Trust us, the sign says Domaine Cornulus.
Sadly nothing would persuade Domaine Cornulus to part with a bottle. Apparently these were cask samples and the wine wouldn't be bottled until December.

Gregor Kuonen Carminoir

There was a second Carminoir even. One from Gregor Kuonen, Caveau de Salquenen, Valais.



The discoveries were by no means over. As mentioned this fair was not confined to Switzerland. We checked in at a table promising wines from Moldova and Ukraine as well as Switzerland: Ion Gherchiu Bessarabie Vins. This sounded promising.



Indeed there was this discovery. A wine from a grape called Telti-Kuruk from a region called Shabo in South-East Ukraine. None other than Stéphane Derenoncourt has hailed this wine calling it 'The awakened giant.' Certainly Telti-Kuruk is a delicious mouthful and deserves to be better known.




In fact it was difficult to move withoout finding items of interest. We had recently come across a Tuscan Tempranillo - now here was a Monferrato Bastardo!


The engaging Swiss owner of Preli, Christof Weber was on hand to show us his range. Grapes include Barbera, Brachetto, Chardonnay, Timorasso and Moscato. The reds Nebbiolo, Cabernet-Sauvignon and Albarossa. Mr. Weber might have explained how Trousseau/Bastardo got into his vineyard but if so, we can't remember for the moment.


The Basler Weinmesse is the kind of  fair where it is impossible to walk down the aisles without finding items of interest.

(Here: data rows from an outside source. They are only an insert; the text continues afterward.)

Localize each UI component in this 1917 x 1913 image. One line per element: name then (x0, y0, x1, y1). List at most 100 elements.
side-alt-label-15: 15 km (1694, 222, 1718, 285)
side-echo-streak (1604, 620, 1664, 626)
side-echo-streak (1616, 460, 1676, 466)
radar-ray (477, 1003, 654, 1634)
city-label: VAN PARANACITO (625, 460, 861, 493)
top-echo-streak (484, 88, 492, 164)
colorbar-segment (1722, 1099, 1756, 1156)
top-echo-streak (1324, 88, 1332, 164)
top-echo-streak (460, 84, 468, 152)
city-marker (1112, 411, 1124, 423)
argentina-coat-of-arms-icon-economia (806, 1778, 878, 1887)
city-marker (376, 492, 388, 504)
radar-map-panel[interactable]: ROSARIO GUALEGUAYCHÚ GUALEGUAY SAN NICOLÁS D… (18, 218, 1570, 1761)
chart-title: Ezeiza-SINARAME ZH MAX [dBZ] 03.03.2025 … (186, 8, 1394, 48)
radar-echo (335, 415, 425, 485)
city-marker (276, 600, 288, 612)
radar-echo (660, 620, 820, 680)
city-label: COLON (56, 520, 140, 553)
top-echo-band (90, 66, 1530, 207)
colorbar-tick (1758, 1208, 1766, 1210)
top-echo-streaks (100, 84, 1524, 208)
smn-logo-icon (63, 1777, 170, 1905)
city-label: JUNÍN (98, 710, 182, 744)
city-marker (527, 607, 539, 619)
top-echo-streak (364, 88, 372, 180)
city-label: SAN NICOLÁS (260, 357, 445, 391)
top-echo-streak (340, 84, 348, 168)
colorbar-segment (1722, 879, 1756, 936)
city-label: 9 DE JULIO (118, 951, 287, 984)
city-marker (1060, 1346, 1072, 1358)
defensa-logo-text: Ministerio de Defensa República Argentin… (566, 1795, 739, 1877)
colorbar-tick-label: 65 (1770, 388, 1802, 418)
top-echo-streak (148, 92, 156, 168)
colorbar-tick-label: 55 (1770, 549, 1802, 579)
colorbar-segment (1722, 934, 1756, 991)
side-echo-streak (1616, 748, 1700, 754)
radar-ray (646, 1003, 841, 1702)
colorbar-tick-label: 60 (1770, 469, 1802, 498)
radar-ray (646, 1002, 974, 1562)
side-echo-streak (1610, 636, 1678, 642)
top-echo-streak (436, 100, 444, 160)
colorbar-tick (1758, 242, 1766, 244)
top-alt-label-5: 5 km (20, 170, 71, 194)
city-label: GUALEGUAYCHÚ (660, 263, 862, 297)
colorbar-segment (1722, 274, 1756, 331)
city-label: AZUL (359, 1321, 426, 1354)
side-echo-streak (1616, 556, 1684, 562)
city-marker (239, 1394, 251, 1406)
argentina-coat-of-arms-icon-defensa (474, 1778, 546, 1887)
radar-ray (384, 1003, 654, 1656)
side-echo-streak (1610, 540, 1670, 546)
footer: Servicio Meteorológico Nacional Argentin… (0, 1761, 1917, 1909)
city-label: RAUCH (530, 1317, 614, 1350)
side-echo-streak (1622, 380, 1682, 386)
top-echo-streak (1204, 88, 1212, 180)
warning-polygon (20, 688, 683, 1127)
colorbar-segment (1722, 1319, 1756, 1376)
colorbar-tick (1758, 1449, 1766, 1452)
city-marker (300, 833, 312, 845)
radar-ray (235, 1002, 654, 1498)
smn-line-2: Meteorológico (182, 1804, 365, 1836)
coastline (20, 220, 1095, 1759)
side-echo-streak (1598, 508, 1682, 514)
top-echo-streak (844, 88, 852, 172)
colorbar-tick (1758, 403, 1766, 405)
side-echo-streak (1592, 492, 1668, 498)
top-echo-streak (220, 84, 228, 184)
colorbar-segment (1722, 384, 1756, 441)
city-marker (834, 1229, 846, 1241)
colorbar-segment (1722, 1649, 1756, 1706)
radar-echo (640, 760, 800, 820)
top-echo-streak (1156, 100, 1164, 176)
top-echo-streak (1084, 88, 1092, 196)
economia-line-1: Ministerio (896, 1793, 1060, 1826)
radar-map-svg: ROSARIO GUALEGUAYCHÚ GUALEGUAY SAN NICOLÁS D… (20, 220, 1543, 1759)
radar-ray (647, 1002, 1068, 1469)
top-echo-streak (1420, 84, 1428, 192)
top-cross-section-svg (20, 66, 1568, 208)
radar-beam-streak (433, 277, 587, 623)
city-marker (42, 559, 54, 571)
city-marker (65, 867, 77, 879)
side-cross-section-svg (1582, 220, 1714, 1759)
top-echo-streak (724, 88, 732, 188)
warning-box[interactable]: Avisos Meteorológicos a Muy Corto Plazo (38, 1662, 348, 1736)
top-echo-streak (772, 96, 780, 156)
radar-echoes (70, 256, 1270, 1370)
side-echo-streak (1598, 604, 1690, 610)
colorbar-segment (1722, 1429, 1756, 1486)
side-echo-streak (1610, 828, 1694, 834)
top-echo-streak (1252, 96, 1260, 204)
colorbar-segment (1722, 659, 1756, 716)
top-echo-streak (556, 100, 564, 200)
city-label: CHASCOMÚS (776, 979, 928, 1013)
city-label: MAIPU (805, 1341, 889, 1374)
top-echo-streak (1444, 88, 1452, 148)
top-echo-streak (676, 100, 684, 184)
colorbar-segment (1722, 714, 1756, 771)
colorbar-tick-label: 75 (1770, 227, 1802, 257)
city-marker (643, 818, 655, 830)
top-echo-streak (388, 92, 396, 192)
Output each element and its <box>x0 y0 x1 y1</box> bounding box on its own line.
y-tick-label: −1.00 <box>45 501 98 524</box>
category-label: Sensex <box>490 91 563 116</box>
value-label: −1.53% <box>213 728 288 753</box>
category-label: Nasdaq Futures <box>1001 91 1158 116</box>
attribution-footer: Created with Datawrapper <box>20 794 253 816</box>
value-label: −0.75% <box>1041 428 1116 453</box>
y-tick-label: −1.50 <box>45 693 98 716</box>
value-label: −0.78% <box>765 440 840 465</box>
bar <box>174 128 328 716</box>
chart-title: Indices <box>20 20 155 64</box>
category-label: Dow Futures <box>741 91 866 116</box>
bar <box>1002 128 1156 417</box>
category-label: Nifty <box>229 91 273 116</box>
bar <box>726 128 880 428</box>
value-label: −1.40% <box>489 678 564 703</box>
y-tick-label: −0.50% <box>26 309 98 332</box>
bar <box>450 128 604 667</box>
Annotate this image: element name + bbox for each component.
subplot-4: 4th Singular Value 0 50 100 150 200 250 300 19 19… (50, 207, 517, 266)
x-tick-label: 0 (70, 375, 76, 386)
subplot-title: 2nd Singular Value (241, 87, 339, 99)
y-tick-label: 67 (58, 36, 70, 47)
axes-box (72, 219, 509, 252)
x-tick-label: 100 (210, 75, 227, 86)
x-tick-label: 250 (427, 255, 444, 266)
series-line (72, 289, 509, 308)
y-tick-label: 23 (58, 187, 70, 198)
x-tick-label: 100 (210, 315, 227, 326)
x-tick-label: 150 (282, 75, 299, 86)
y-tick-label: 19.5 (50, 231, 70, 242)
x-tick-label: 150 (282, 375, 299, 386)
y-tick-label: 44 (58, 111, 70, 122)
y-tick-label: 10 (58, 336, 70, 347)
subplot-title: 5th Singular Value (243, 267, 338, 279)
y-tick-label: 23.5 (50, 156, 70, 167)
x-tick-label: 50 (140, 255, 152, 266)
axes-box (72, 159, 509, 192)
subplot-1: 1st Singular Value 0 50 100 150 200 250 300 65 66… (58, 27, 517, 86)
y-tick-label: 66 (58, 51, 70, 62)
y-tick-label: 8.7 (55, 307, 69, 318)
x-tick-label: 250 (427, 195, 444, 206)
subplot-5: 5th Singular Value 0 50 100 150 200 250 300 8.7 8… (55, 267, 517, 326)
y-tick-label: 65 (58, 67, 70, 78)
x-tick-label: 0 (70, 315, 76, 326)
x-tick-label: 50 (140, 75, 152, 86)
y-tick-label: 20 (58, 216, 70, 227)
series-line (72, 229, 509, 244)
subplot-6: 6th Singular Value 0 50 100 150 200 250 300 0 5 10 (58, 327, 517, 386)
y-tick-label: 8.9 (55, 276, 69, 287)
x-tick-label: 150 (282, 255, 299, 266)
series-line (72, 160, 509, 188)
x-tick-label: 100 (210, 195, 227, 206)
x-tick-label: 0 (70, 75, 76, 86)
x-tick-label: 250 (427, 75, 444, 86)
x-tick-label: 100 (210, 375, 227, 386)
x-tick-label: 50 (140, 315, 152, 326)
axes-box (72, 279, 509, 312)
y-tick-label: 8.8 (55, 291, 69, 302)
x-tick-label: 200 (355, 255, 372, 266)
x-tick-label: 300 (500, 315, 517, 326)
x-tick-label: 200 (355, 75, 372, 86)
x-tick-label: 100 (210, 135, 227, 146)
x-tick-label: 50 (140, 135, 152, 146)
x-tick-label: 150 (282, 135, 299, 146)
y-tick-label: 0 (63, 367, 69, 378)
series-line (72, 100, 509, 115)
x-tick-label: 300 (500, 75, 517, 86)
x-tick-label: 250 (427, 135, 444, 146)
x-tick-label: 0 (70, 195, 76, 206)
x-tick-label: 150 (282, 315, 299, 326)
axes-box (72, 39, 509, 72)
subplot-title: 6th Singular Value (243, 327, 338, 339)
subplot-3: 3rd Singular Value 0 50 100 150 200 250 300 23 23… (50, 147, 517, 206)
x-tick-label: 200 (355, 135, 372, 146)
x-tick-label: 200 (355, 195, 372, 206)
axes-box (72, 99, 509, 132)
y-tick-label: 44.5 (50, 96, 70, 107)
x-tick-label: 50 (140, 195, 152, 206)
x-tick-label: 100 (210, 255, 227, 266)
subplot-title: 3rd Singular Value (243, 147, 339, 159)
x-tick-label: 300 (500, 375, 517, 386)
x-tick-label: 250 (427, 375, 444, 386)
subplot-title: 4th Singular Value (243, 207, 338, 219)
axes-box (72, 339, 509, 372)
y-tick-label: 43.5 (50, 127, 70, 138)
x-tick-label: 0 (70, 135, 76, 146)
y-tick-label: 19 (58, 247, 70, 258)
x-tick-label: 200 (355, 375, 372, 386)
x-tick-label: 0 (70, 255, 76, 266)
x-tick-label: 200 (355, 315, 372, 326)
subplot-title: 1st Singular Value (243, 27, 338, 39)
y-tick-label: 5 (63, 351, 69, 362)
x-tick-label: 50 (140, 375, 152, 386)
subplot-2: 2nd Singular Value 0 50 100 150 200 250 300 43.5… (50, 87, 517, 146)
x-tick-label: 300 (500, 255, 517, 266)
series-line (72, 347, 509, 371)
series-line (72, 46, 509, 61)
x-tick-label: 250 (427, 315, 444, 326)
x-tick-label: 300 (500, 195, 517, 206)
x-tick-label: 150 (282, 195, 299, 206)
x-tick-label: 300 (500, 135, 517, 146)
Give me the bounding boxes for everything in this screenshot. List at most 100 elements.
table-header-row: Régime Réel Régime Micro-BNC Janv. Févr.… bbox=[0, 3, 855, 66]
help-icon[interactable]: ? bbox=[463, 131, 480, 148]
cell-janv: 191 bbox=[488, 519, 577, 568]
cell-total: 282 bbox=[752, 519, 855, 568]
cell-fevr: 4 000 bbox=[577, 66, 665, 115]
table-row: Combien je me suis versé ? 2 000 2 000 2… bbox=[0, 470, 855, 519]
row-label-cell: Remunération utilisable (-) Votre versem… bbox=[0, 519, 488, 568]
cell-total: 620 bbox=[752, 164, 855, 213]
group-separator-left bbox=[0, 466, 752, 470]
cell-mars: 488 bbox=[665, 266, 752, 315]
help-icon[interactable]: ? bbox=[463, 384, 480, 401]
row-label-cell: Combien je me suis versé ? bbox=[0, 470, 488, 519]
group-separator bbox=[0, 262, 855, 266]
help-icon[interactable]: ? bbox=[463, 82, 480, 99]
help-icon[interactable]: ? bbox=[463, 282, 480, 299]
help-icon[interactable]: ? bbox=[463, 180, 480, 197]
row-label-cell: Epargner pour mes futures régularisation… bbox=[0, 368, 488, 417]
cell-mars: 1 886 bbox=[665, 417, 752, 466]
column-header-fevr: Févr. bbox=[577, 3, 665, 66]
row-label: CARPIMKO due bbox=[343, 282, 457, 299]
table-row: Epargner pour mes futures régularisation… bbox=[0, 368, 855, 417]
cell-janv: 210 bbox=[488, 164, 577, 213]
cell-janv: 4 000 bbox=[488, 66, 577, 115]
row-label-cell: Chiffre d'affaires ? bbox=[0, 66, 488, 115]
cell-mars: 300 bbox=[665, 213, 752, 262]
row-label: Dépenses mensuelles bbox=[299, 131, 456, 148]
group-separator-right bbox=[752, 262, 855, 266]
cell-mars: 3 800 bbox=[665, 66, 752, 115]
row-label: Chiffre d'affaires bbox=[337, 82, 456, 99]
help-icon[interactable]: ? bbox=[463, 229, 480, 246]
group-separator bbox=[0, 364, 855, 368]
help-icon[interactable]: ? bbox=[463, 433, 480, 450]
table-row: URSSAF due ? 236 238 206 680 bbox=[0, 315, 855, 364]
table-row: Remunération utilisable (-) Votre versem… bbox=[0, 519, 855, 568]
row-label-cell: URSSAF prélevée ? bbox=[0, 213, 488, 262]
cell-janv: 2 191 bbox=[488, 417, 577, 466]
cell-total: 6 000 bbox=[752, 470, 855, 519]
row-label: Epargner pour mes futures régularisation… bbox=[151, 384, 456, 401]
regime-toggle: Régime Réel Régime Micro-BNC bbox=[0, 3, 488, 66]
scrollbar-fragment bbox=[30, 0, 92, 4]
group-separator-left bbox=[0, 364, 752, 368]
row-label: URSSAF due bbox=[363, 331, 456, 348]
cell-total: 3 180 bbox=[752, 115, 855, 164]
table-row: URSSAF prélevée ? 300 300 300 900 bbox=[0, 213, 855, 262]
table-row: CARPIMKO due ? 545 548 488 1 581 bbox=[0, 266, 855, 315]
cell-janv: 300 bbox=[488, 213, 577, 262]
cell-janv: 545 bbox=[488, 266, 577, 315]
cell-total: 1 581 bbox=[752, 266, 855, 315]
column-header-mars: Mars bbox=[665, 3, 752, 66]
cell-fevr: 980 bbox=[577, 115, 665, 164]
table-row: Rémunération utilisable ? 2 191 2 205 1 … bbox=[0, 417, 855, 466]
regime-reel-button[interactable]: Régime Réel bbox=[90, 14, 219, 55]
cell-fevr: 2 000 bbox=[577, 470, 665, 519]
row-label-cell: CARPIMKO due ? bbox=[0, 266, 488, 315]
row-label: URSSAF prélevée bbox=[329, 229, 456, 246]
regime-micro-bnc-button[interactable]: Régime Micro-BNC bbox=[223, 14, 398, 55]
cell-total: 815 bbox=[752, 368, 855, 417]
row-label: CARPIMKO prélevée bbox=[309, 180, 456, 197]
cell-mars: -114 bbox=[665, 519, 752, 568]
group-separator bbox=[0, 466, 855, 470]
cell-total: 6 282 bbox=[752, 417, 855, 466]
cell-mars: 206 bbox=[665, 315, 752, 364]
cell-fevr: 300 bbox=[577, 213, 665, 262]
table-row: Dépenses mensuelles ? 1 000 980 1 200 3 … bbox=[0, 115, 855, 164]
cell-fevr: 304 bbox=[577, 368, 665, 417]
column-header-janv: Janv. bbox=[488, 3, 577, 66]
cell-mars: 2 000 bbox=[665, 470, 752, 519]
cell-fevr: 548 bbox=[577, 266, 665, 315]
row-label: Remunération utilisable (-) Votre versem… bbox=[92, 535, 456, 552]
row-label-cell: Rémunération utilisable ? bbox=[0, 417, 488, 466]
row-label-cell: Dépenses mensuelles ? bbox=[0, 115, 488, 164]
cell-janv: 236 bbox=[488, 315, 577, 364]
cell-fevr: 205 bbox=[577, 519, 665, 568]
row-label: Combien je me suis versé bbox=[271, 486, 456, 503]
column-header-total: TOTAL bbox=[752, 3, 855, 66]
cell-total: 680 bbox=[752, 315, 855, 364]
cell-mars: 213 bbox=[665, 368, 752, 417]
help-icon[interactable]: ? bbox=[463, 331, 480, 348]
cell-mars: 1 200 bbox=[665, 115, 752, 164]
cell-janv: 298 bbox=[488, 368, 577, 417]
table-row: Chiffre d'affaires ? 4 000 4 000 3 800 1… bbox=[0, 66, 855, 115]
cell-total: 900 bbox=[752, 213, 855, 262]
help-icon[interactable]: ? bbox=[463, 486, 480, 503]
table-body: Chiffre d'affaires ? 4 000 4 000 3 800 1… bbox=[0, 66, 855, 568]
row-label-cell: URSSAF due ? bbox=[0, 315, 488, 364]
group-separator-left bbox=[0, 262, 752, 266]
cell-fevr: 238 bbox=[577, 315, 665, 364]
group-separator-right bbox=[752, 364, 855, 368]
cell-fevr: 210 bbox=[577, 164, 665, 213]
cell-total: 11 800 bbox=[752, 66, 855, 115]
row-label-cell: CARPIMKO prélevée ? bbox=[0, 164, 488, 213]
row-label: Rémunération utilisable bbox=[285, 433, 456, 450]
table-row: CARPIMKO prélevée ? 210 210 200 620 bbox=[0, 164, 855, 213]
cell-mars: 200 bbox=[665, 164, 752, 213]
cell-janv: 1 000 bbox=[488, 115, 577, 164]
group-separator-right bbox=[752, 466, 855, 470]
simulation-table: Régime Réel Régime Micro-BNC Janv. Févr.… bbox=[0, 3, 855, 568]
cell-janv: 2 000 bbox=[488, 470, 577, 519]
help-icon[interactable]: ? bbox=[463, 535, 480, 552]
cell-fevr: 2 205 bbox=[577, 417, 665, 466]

at the St. Jodern Kellerei (Visperterminen, near Brig) we found a beautiful bottle of Resi (aka Reze) - a native grape of great antiquity, formerly quite widespread through Swiss lands and even as far as Italy. Wine Grapes suggest Resi is 'worthy of greater attention.' We couldn't agree more. There are only 2 ha. left in the Valais. St. Jodern's Heida (Savignin Blanc) was also a lovely mouthful.

Domaine Chiquet table
There was also a Gwaess (Gouais/Heunsich), a Lafnetscha (Lafnetscha vines cover fewer than 2 ha. of the earth's surface) and no doubt others of interest along the way but what caught our eye next was a Basel/Solothurn producer called Domaine Chiquet.


Here were exclusively Blattner varieties:

Sauvignon S. (Sauvignon Soyhieres)
Prisma (Cal 1-22)
Mairah (Cal 1-28, Cal 1-15, Cal 1-14 and Cabernet Jura)
Ormalinger Rote (Cal 1-22, Cal 1-36
Calif 28 (Cal 1-28)



We tasted only the Sauvignon Soyhieres and must admit decided there and then that we preferred this to most other white Blattner varieties.


By this time we shouldn't have been surprised to meet with further discoveries but there was one quite unexpected one at Weinbau Klushof Koellreuter: a Chasselas x Chardonnay cross called Charmont.



Wine grapes sums Charmont up as 'Minor Swiss cross making slightly more aromatic wines than its parents.' Later in the entry, there is an admission that the variety is 'lacking the elegance of its more illustrious parents.' We had to buy a bottle nonetheless. At only 11.2% and only CHF14, what harm could it do?

All this in a couple of hours. What a great universe!